Enter DEVONthink Pro, a highly reviewed research tool/information manager.

The NetNewsWire > DEVONthink bridge is a logical one, so it’s no surprise that DEVONthink Pro comes with preloaded scripts to archive information directly from NetNewsWire. (Sorry, DEVONthink Personal doesn’t include scripting support.) But the feature I really needed – the ability to archive entire RSS feeds into DEVONthink – is not included in these scripts.

To fill this gap, I wrote a script to archive entire newsfeeds (or subsets thereof) to DEVONthink Pro.

This script saves items from your selected feed (or folder of feeds) to DEVONthink Pro as web archives, with the following options:

  • From the selected feed, folder, or smart folder, save:

    • All items

    • Flagged items

    • Unread items

    • Read items

    • Date range (archive all items within a specified date range)
  • Archive options:

    • Feed saves just the content of the news item (typically the best option if the site provides full-text feeds)

    • Site saves the content of the item’s target website (this should be the whole article – particularly useful if the newsfeed is truncated)

    • Site/Print goes to the item’s target website and looks for a link that includes the string “Print”. If one exists, it saves the print-ready page to DEVONthink. If none exists, reverts to “Site” behavior.

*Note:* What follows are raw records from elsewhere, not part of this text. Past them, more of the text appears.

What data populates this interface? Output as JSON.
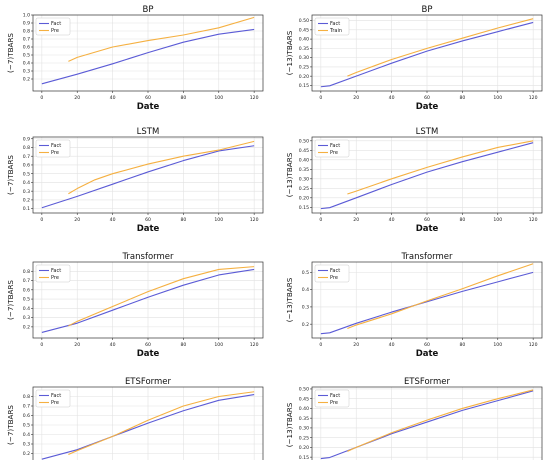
{
  "colors": {
    "fact": "#5b5bd6",
    "pre": "#f5b041",
    "grid": "#e2e2e2",
    "axis": "#333333"
  },
  "chart_data": [
    {
      "type": "line",
      "title": "BP",
      "xlabel": "Date",
      "ylabel": "(~7)TBARS",
      "xlim": [
        -5,
        125
      ],
      "ylim": [
        0.05,
        1.0
      ],
      "xticks": [
        0,
        20,
        40,
        60,
        80,
        100,
        120
      ],
      "yticks": [
        0.2,
        0.3,
        0.4,
        0.5,
        0.6,
        0.7,
        0.8,
        0.9,
        1.0
      ],
      "ytick_labels": [
        "0.2",
        "0.3",
        "0.4",
        "0.5",
        "0.6",
        "0.7",
        "0.8",
        "0.9",
        "1.0"
      ],
      "grid": true,
      "legend": "top-left",
      "series": [
        {
          "name": "Fact",
          "color_key": "fact",
          "x": [
            0,
            20,
            40,
            60,
            80,
            100,
            120
          ],
          "y": [
            0.14,
            0.26,
            0.39,
            0.53,
            0.66,
            0.76,
            0.82
          ]
        },
        {
          "name": "Pre",
          "color_key": "pre",
          "x": [
            15,
            20,
            40,
            60,
            80,
            100,
            120
          ],
          "y": [
            0.42,
            0.47,
            0.6,
            0.68,
            0.75,
            0.84,
            0.97
          ]
        }
      ]
    },
    {
      "type": "line",
      "title": "BP",
      "xlabel": "Date",
      "ylabel": "(~13)TBARS",
      "xlim": [
        -5,
        125
      ],
      "ylim": [
        0.12,
        0.53
      ],
      "xticks": [
        0,
        20,
        40,
        60,
        80,
        100,
        120
      ],
      "yticks": [
        0.15,
        0.2,
        0.25,
        0.3,
        0.35,
        0.4,
        0.45,
        0.5
      ],
      "ytick_labels": [
        "0.15",
        "0.20",
        "0.25",
        "0.30",
        "0.35",
        "0.40",
        "0.45",
        "0.50"
      ],
      "grid": true,
      "legend": "top-left",
      "series": [
        {
          "name": "Fact",
          "color_key": "fact",
          "x": [
            0,
            5,
            20,
            40,
            60,
            80,
            100,
            120
          ],
          "y": [
            0.143,
            0.148,
            0.2,
            0.27,
            0.335,
            0.39,
            0.44,
            0.49
          ]
        },
        {
          "name": "Train",
          "color_key": "pre",
          "x": [
            15,
            20,
            40,
            60,
            80,
            100,
            120
          ],
          "y": [
            0.2,
            0.22,
            0.29,
            0.35,
            0.405,
            0.46,
            0.51
          ]
        }
      ]
    },
    {
      "type": "line",
      "title": "LSTM",
      "xlabel": "Date",
      "ylabel": "(~7)TBARS",
      "xlim": [
        -5,
        125
      ],
      "ylim": [
        0.05,
        0.92
      ],
      "xticks": [
        0,
        20,
        40,
        60,
        80,
        100,
        120
      ],
      "yticks": [
        0.1,
        0.2,
        0.3,
        0.4,
        0.5,
        0.6,
        0.7,
        0.8,
        0.9
      ],
      "ytick_labels": [
        "0.1",
        "0.2",
        "0.3",
        "0.4",
        "0.5",
        "0.6",
        "0.7",
        "0.8",
        "0.9"
      ],
      "grid": true,
      "legend": "top-left",
      "series": [
        {
          "name": "Fact",
          "color_key": "fact",
          "x": [
            0,
            20,
            40,
            60,
            80,
            100,
            120
          ],
          "y": [
            0.11,
            0.24,
            0.38,
            0.52,
            0.65,
            0.76,
            0.82
          ]
        },
        {
          "name": "Pre",
          "color_key": "pre",
          "x": [
            15,
            20,
            30,
            40,
            60,
            80,
            100,
            120
          ],
          "y": [
            0.27,
            0.33,
            0.43,
            0.5,
            0.61,
            0.7,
            0.77,
            0.87
          ]
        }
      ]
    },
    {
      "type": "line",
      "title": "LSTM",
      "xlabel": "Date",
      "ylabel": "(~13)TBARS",
      "xlim": [
        -5,
        125
      ],
      "ylim": [
        0.12,
        0.52
      ],
      "xticks": [
        0,
        20,
        40,
        60,
        80,
        100,
        120
      ],
      "yticks": [
        0.15,
        0.2,
        0.25,
        0.3,
        0.35,
        0.4,
        0.45,
        0.5
      ],
      "ytick_labels": [
        "0.15",
        "0.20",
        "0.25",
        "0.30",
        "0.35",
        "0.40",
        "0.45",
        "0.50"
      ],
      "grid": true,
      "legend": "top-left",
      "series": [
        {
          "name": "Fact",
          "color_key": "fact",
          "x": [
            0,
            5,
            20,
            40,
            60,
            80,
            100,
            120
          ],
          "y": [
            0.143,
            0.148,
            0.2,
            0.27,
            0.335,
            0.39,
            0.44,
            0.49
          ]
        },
        {
          "name": "Pre",
          "color_key": "pre",
          "x": [
            15,
            20,
            40,
            60,
            80,
            100,
            120
          ],
          "y": [
            0.22,
            0.235,
            0.3,
            0.36,
            0.415,
            0.465,
            0.5
          ]
        }
      ]
    },
    {
      "type": "line",
      "title": "Transformer",
      "xlabel": "Date",
      "ylabel": "(~7)TBARS",
      "xlim": [
        -5,
        125
      ],
      "ylim": [
        0.08,
        0.9
      ],
      "xticks": [
        0,
        20,
        40,
        60,
        80,
        100,
        120
      ],
      "yticks": [
        0.2,
        0.3,
        0.4,
        0.5,
        0.6,
        0.7,
        0.8
      ],
      "ytick_labels": [
        "0.2",
        "0.3",
        "0.4",
        "0.5",
        "0.6",
        "0.7",
        "0.8"
      ],
      "grid": true,
      "legend": "top-left",
      "series": [
        {
          "name": "Fact",
          "color_key": "fact",
          "x": [
            0,
            20,
            40,
            60,
            80,
            100,
            120
          ],
          "y": [
            0.14,
            0.24,
            0.38,
            0.52,
            0.65,
            0.76,
            0.82
          ]
        },
        {
          "name": "Pre",
          "color_key": "pre",
          "x": [
            15,
            20,
            40,
            60,
            80,
            100,
            120
          ],
          "y": [
            0.21,
            0.26,
            0.42,
            0.58,
            0.72,
            0.82,
            0.85
          ]
        }
      ]
    },
    {
      "type": "line",
      "title": "Transformer",
      "xlabel": "Date",
      "ylabel": "(~13)TBARS",
      "xlim": [
        -5,
        125
      ],
      "ylim": [
        0.12,
        0.56
      ],
      "xticks": [
        0,
        20,
        40,
        60,
        80,
        100,
        120
      ],
      "yticks": [
        0.2,
        0.3,
        0.4,
        0.5
      ],
      "ytick_labels": [
        "0.2",
        "0.3",
        "0.4",
        "0.5"
      ],
      "grid": true,
      "legend": "top-left",
      "series": [
        {
          "name": "Fact",
          "color_key": "fact",
          "x": [
            0,
            5,
            20,
            40,
            60,
            80,
            100,
            120
          ],
          "y": [
            0.145,
            0.15,
            0.205,
            0.27,
            0.33,
            0.39,
            0.445,
            0.5
          ]
        },
        {
          "name": "Pre",
          "color_key": "pre",
          "x": [
            15,
            20,
            40,
            60,
            80,
            100,
            120
          ],
          "y": [
            0.175,
            0.195,
            0.26,
            0.335,
            0.405,
            0.48,
            0.55
          ]
        }
      ]
    },
    {
      "type": "line",
      "title": "ETSFormer",
      "xlabel": "Date",
      "ylabel": "(~7)TBARS",
      "xlim": [
        -5,
        125
      ],
      "ylim": [
        0.1,
        0.9
      ],
      "xticks": [
        0,
        20,
        40,
        60,
        80,
        100,
        120
      ],
      "yticks": [
        0.2,
        0.3,
        0.4,
        0.5,
        0.6,
        0.7,
        0.8
      ],
      "ytick_labels": [
        "0.2",
        "0.3",
        "0.4",
        "0.5",
        "0.6",
        "0.7",
        "0.8"
      ],
      "grid": true,
      "legend": "top-left",
      "series": [
        {
          "name": "Fact",
          "color_key": "fact",
          "x": [
            0,
            20,
            40,
            60,
            80,
            100,
            120
          ],
          "y": [
            0.14,
            0.24,
            0.38,
            0.52,
            0.65,
            0.76,
            0.82
          ]
        },
        {
          "name": "Pre",
          "color_key": "pre",
          "x": [
            15,
            20,
            40,
            60,
            80,
            100,
            120
          ],
          "y": [
            0.19,
            0.23,
            0.38,
            0.55,
            0.7,
            0.8,
            0.85
          ]
        }
      ]
    },
    {
      "type": "line",
      "title": "ETSFormer",
      "xlabel": "Date",
      "ylabel": "(~13)TBARS",
      "xlim": [
        -5,
        125
      ],
      "ylim": [
        0.12,
        0.51
      ],
      "xticks": [
        0,
        20,
        40,
        60,
        80,
        100,
        120
      ],
      "yticks": [
        0.15,
        0.2,
        0.25,
        0.3,
        0.35,
        0.4,
        0.45,
        0.5
      ],
      "ytick_labels": [
        "0.15",
        "0.20",
        "0.25",
        "0.30",
        "0.35",
        "0.40",
        "0.45",
        "0.50"
      ],
      "grid": true,
      "legend": "top-left",
      "series": [
        {
          "name": "Fact",
          "color_key": "fact",
          "x": [
            0,
            5,
            20,
            40,
            60,
            80,
            100,
            120
          ],
          "y": [
            0.143,
            0.148,
            0.2,
            0.27,
            0.33,
            0.39,
            0.44,
            0.49
          ]
        },
        {
          "name": "Pre",
          "color_key": "pre",
          "x": [
            15,
            20,
            40,
            60,
            80,
            100,
            120
          ],
          "y": [
            0.18,
            0.2,
            0.275,
            0.34,
            0.4,
            0.45,
            0.495
          ]
        }
      ]
    }
  ]
}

  • Perform post-archive actions: mark read, unflag, or do nothing. This action occurs after DEVONthink has archived the article, so you can see archive progress in action and ensure you don’t double-archive an article

  • Optional: introduce a random time delay between archiving articles if using “Site” or “Site/Print”. (Useful if the site you’re reading from has countermeasures to prevent content scraping. Read: if they’re trying to keep you from saving their content for later use.)

My personal workflows for this script:

  • Flag items of interest from all newsfeeds. Then run this script periodically to import all flagged items into DEVONthink. Archive target: Flagged items (feed); Post-archive action: Unflag.

  • Save full-text content of a magazine I subscribe to but don’t want to keep hard copies of. Run this script every week, when the magazine’s RSS feed is updated. Archive target: unread items (Site/Print); Post-archive action: Mark as read.

Get the script here.

Update 2008-08-12: Added an additional Growl-free script to the download for users who don’t have Growl installed. The only difference is that the lines referencing GrowlHelperApp are commented out. Same download link applies.

Update 2010-05-26: Fixed a problem encountered when news items don’t have a description. Added an option to archive items from a specific date range. The download link has been updated.